By Saqib Iqbal Ahmed

NEW YORK (Reuters) – The yen jumped to a four-month high against the U.S. dollar, on pace for its biggest one-day rise in 24 years, on Tuesday after the Bank of Japan stunned markets with a surprise tweak to its bond yield control program.

While it kept broad policy settings unchanged – pinning short-term JGB yields at -0.1% and the 10-year yield around zero – the BOJ decided to let long-term yields move 50 basis points either side of its 0% target, wider than the 25 basis point band previously.

The move rattled investors already worried about the economic fallout of rising interest rates and untameable inflation around the globe.

The dollar was down 3.9% against the Japanese currency at 131.655 yen.

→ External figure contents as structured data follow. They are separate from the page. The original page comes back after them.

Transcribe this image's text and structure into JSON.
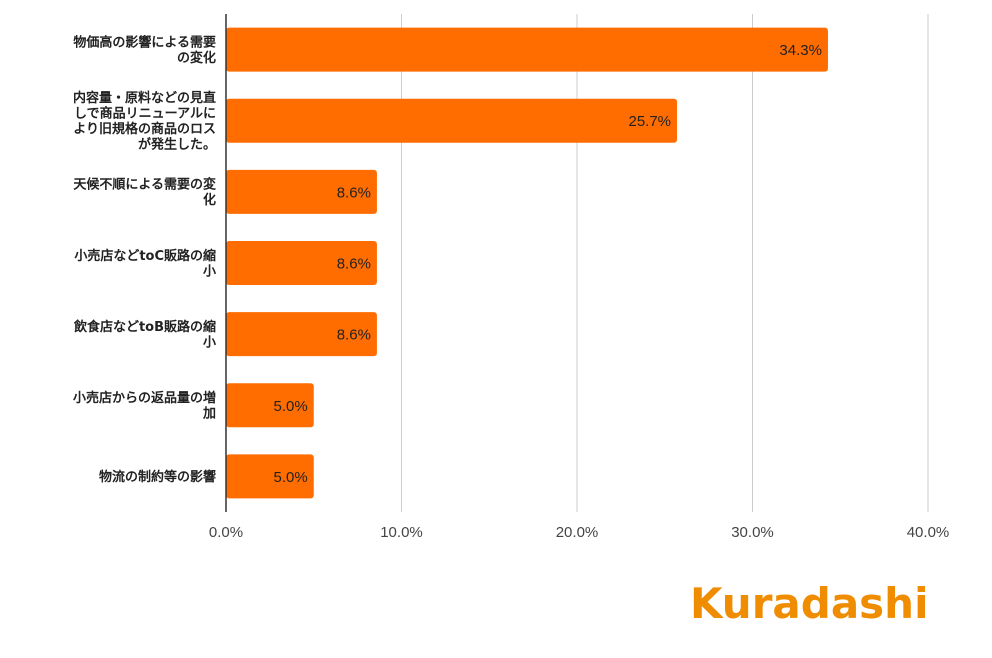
{
  "chart_data": {
    "type": "bar",
    "orientation": "horizontal",
    "categories": [
      [
        "物価高の影響による需要",
        "の変化"
      ],
      [
        "内容量・原料などの見直",
        "しで商品リニューアルに",
        "より旧規格の商品のロス",
        "が発生した。"
      ],
      [
        "天候不順による需要の変",
        "化"
      ],
      [
        "小売店などtoC販路の縮",
        "小"
      ],
      [
        "飲食店などtoB販路の縮",
        "小"
      ],
      [
        "小売店からの返品量の増",
        "加"
      ],
      [
        "物流の制約等の影響"
      ]
    ],
    "values": [
      34.3,
      25.7,
      8.6,
      8.6,
      8.6,
      5.0,
      5.0
    ],
    "data_labels": [
      "34.3%",
      "25.7%",
      "8.6%",
      "8.6%",
      "8.6%",
      "5.0%",
      "5.0%"
    ],
    "x_ticks": [
      0,
      10,
      20,
      30,
      40
    ],
    "x_tick_labels": [
      "0.0%",
      "10.0%",
      "20.0%",
      "30.0%",
      "40.0%"
    ],
    "xlim": [
      0,
      40
    ],
    "grid": true,
    "bar_color": "#ff6d00"
  },
  "logo": {
    "text": "Kuradashi",
    "color": "#f08c00"
  }
}
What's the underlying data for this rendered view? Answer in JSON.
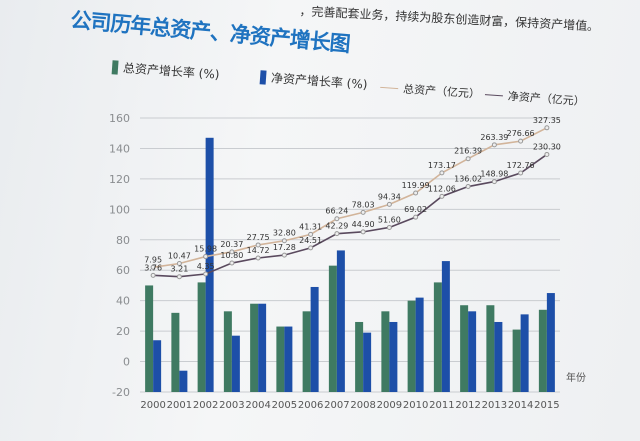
{
  "header": {
    "top_text": "，完善配套业务，持续为股东创造财富，保持资产增值。",
    "title": "公司历年总资产、净资产增长图"
  },
  "colors": {
    "total_growth": "#3f7a62",
    "net_growth": "#1d4fa8",
    "total_assets_line": "#d2b49a",
    "net_assets_line": "#5a4a5e"
  },
  "chart_data": {
    "type": "bar+line",
    "title": "公司历年总资产、净资产增长图",
    "xlabel": "年份",
    "ylabel": "",
    "ylim": [
      -20,
      160
    ],
    "yticks": [
      -20,
      0,
      20,
      40,
      60,
      80,
      100,
      120,
      140,
      160
    ],
    "grid": true,
    "legend_position": "top",
    "categories": [
      "2000",
      "2001",
      "2002",
      "2003",
      "2004",
      "2005",
      "2006",
      "2007",
      "2008",
      "2009",
      "2010",
      "2011",
      "2012",
      "2013",
      "2014",
      "2015"
    ],
    "bar_series": [
      {
        "name": "总资产增长率 (%)",
        "values": [
          50,
          32,
          52,
          33,
          38,
          23,
          33,
          63,
          26,
          33,
          40,
          52,
          37,
          37,
          21,
          34
        ]
      },
      {
        "name": "净资产增长率 (%)",
        "values": [
          14,
          -6,
          147,
          17,
          38,
          23,
          49,
          73,
          19,
          26,
          42,
          66,
          33,
          26,
          31,
          45
        ]
      }
    ],
    "line_series": [
      {
        "name": "总资产（亿元）",
        "values": [
          7.95,
          10.47,
          15.98,
          20.37,
          27.75,
          32.8,
          41.31,
          66.24,
          78.03,
          94.34,
          119.99,
          173.17,
          216.39,
          263.39,
          276.66,
          327.35
        ],
        "labels": [
          "7.95",
          "10.47",
          "15.98",
          "20.37",
          "27.75",
          "32.80",
          "41.31",
          "66.24",
          "78.03",
          "94.34",
          "119.99",
          "173.17",
          "216.39",
          "263.39",
          "276.66",
          "327.35"
        ]
      },
      {
        "name": "净资产（亿元）",
        "values": [
          3.76,
          3.21,
          4.35,
          10.8,
          14.72,
          17.28,
          24.51,
          42.29,
          44.9,
          51.6,
          69.02,
          112.06,
          136.02,
          148.98,
          172.76,
          230.3
        ],
        "labels": [
          "3.76",
          "3.21",
          "4.35",
          "10.80",
          "14.72",
          "17.28",
          "24.51",
          "42.29",
          "44.90",
          "51.60",
          "69.02",
          "112.06",
          "136.02",
          "148.98",
          "172.76",
          "230.30"
        ]
      }
    ]
  }
}
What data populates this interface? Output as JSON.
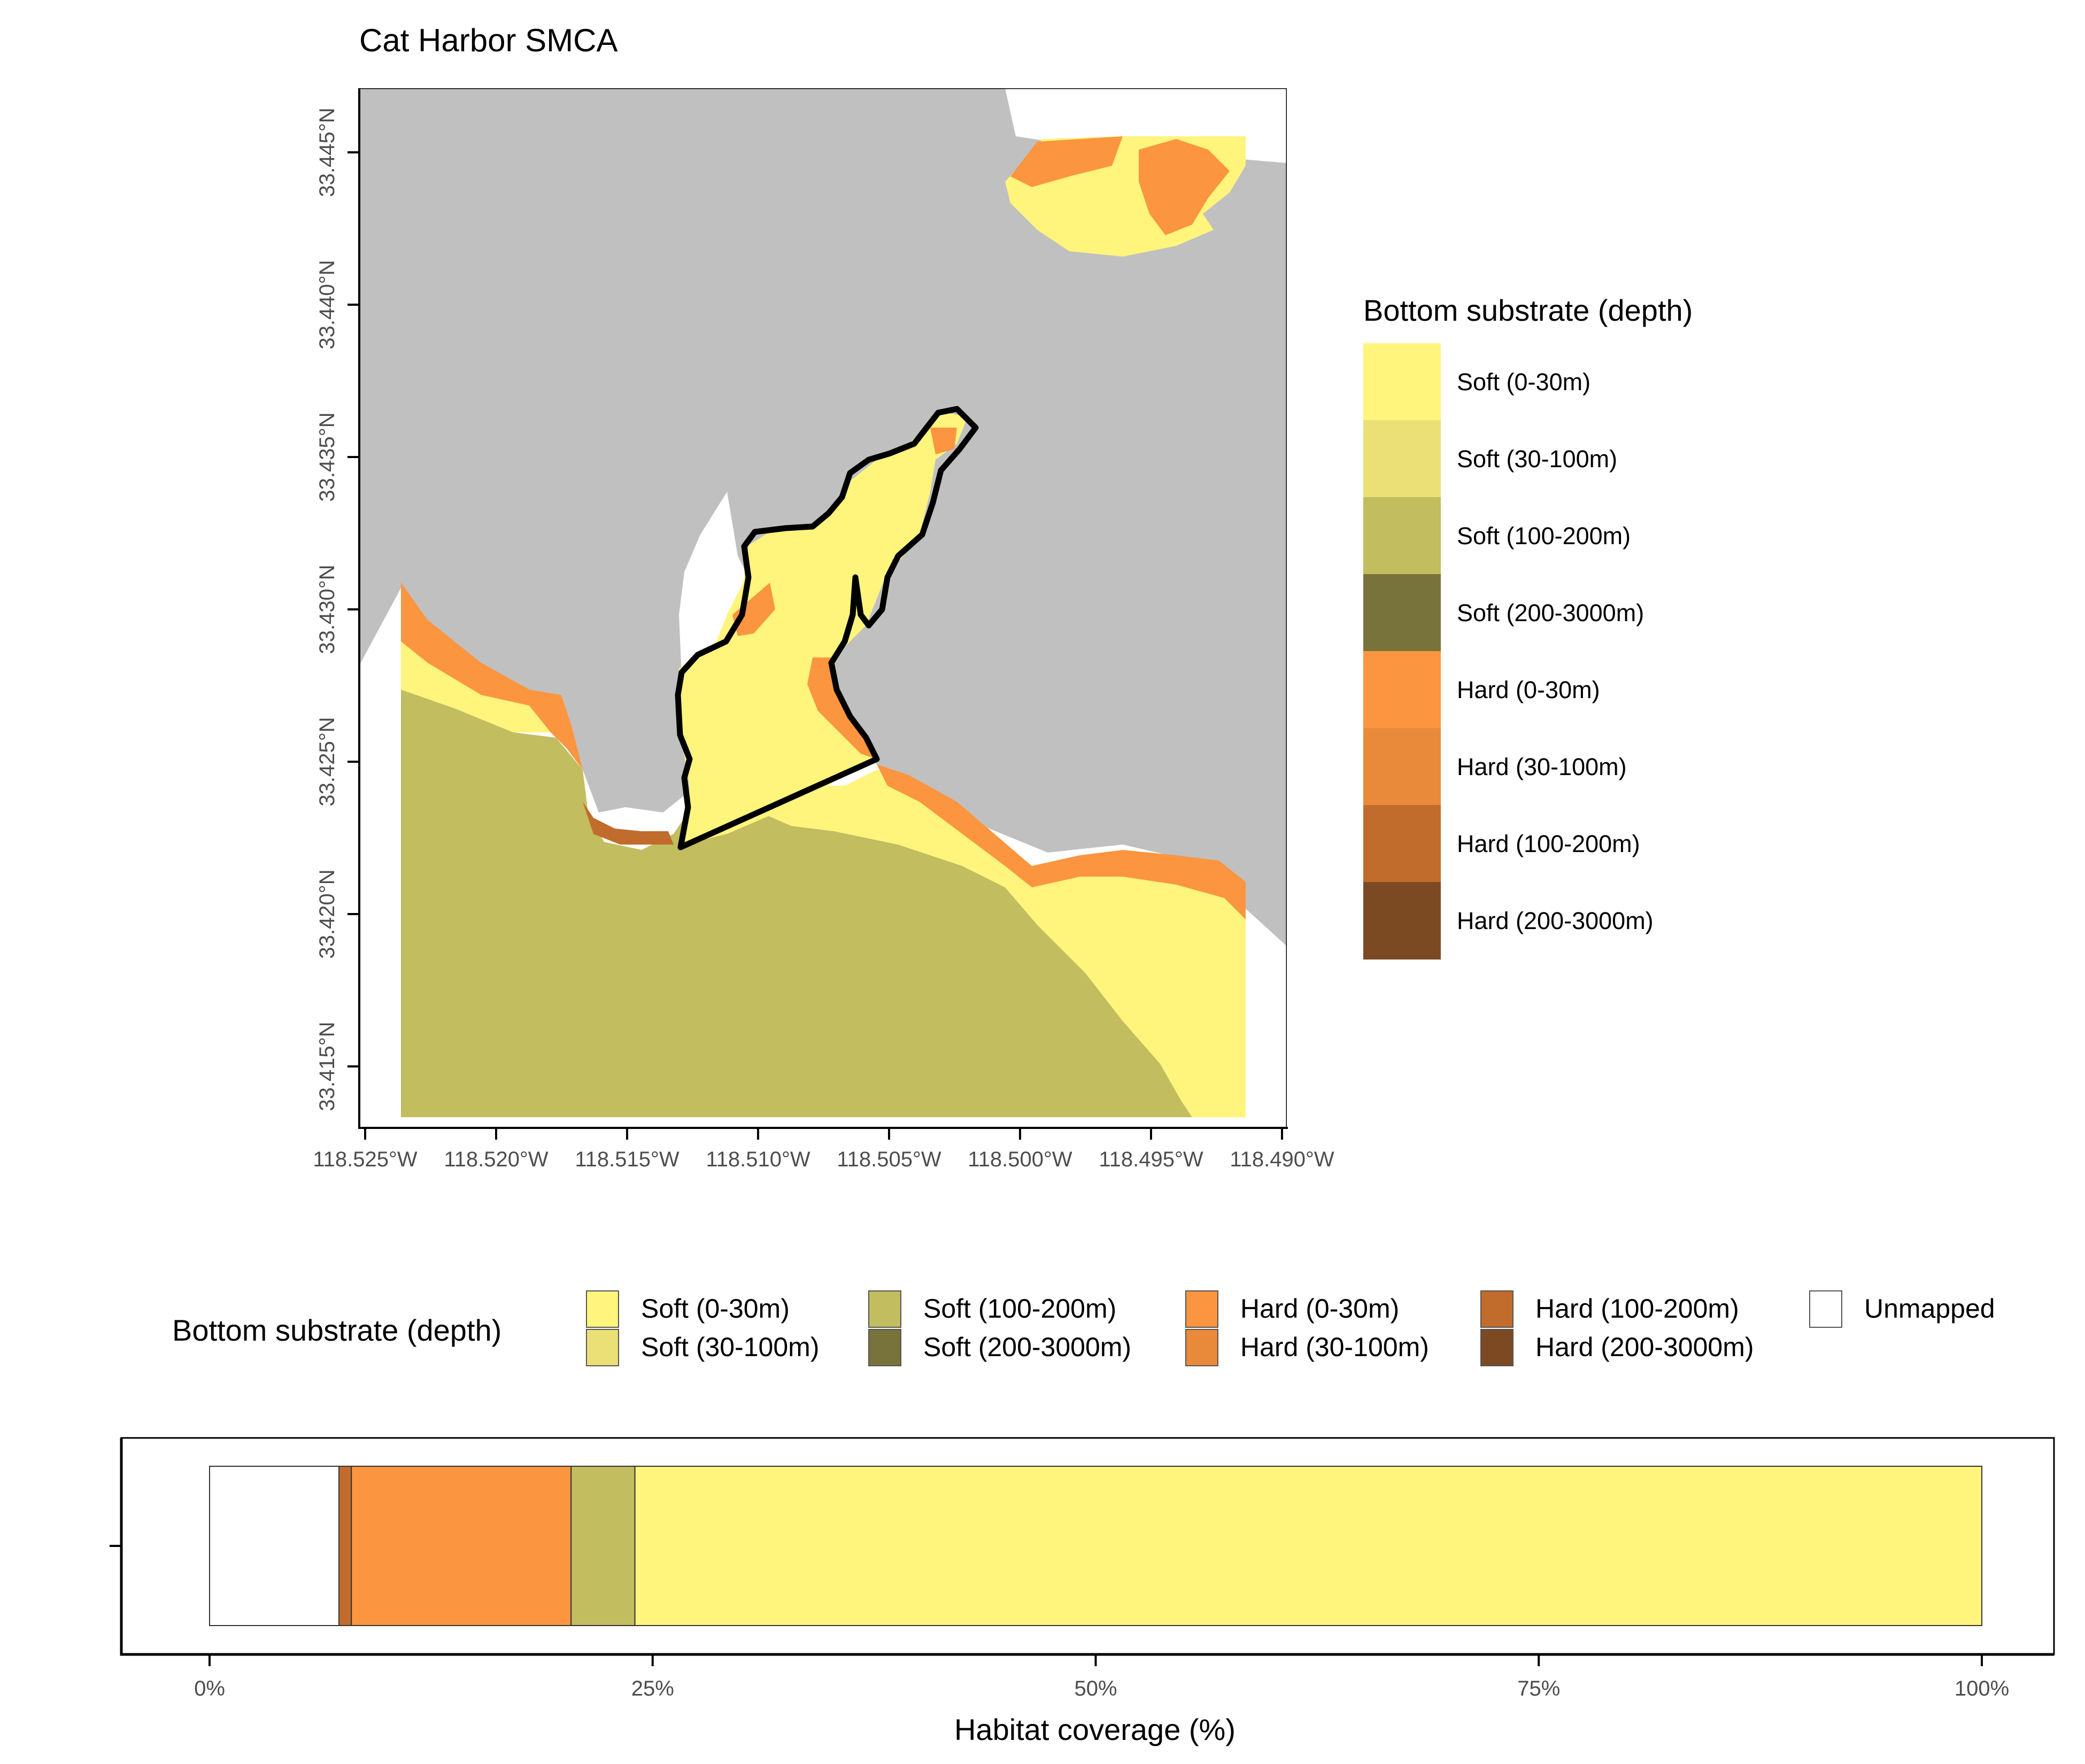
{
  "map": {
    "title": "Cat Harbor SMCA",
    "lat_ticks": [
      "33.445°N",
      "33.440°N",
      "33.435°N",
      "33.430°N",
      "33.425°N",
      "33.420°N",
      "33.415°N"
    ],
    "lon_ticks": [
      "118.525°W",
      "118.520°W",
      "118.515°W",
      "118.510°W",
      "118.505°W",
      "118.500°W",
      "118.495°W",
      "118.490°W"
    ],
    "colors": {
      "land": "#c0c0c0",
      "boundary": "#000000"
    }
  },
  "legend": {
    "title": "Bottom substrate (depth)",
    "items": [
      {
        "label": "Soft (0-30m)",
        "color": "#fff47c"
      },
      {
        "label": "Soft (30-100m)",
        "color": "#ebe076"
      },
      {
        "label": "Soft (100-200m)",
        "color": "#c2bd5f"
      },
      {
        "label": "Soft (200-3000m)",
        "color": "#77733b"
      },
      {
        "label": "Hard (0-30m)",
        "color": "#fb9540"
      },
      {
        "label": "Hard (30-100m)",
        "color": "#e98a3a"
      },
      {
        "label": "Hard (100-200m)",
        "color": "#c16c2c"
      },
      {
        "label": "Hard (200-3000m)",
        "color": "#7c4a22"
      }
    ]
  },
  "bottom_legend": {
    "title": "Bottom substrate (depth)",
    "items": [
      {
        "label": "Soft (0-30m)",
        "color": "#fff47c"
      },
      {
        "label": "Soft (30-100m)",
        "color": "#ebe076"
      },
      {
        "label": "Soft (100-200m)",
        "color": "#c2bd5f"
      },
      {
        "label": "Soft (200-3000m)",
        "color": "#77733b"
      },
      {
        "label": "Hard (0-30m)",
        "color": "#fb9540"
      },
      {
        "label": "Hard (30-100m)",
        "color": "#e98a3a"
      },
      {
        "label": "Hard (100-200m)",
        "color": "#c16c2c"
      },
      {
        "label": "Hard (200-3000m)",
        "color": "#7c4a22"
      },
      {
        "label": "Unmapped",
        "color": "#ffffff"
      }
    ]
  },
  "chart_data": {
    "type": "bar",
    "orientation": "horizontal",
    "stacked": true,
    "xlabel": "Habitat coverage (%)",
    "xlim": [
      0,
      100
    ],
    "xticks": [
      "0%",
      "25%",
      "50%",
      "75%",
      "100%"
    ],
    "series": [
      {
        "name": "Unmapped",
        "value": 7.3,
        "color": "#ffffff"
      },
      {
        "name": "Hard (100-200m)",
        "value": 0.7,
        "color": "#c16c2c"
      },
      {
        "name": "Hard (0-30m)",
        "value": 12.4,
        "color": "#fb9540"
      },
      {
        "name": "Soft (100-200m)",
        "value": 3.6,
        "color": "#c2bd5f"
      },
      {
        "name": "Soft (0-30m)",
        "value": 76.0,
        "color": "#fff47c"
      }
    ]
  }
}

It hit a low of 130.58 yen, a level last seen in early August.

The timing of the move surprised since most BOJ watchers had expected no changes until the current governor Haruhiko Kuroda’s 10-year term ends at the end of March.

“We would have expected this to be a more of an early 2023 story as opposed to now,” said Bipan Rai, North American head of FX strategy at CIBC Capital Markets.

“The BOJ amending its yield curve control policy has been a significant mover for FX market overnight,” Rai said.

The 10-year JGB yield jumped to 0.46% from the previous cap at 0.25%. It pulled equivalent U.S. Treasury yields higher as well, with the 10-year soaring to the highest this month at 3.711%.

The hit to the dollar comes at a time when the currency has been in retreat after big gains for the year as investors grow increasingly convinced that the U.S. Federal Reserve is close to being done with its dollar-boosting jumbo interest rate hikes.

“The risks over the medium term are tilted towards downside in dollar-yen… given the sheer size of the dollar-yen market, that should migrate to other currencies as well,” CIBC’s Rai said.

The U.S. dollar Index, which through late September had gained nearly 19% for the year, has given up a lot of those advances to trade up about 9% for the year.

On Tuesday, the yen’s gains were broad, with the euro tumbling as much as 3.5% to the lowest since late September at 140.17 yen and sterling also sliding as much as 3.7% to the lowest since Oct. 12 at 160.34 yen.

The euro rose 0.12% against the dollar to $1.0621. With investors taking a dim view of riskier assets, the Australian dollar, seen as a liquid proxy for risk appetite, fell 0.38% to a new 1-month low.

At the post-announcement media briefing, BOJ governor Kuroda sought to emphasize that the change was “not an interest rate hike,” but to improve bond market function. He reiterated it was too early to discuss an exit from stimulus.

“It’s telling that the yen has maintained its strength after the announcement, suggesting the market doesn’t believe Kuroda,” said Jane Foley, head of FX Strategy at Rabobank.

“All the market sees here is that the Bank of Japan have opened the door a crack towards further policy tightening and the market seems fairly certain that could come in the spring,” Foley added, saying that dollar-yen could fall as low as 125.

Meanwhile, bitcoin was 2.9% higher at $16,922 as cryptocurrencies continued to struggle to convincingly recover from the sharp losses dealt by the high-profile collapse of crypto exchange FTX.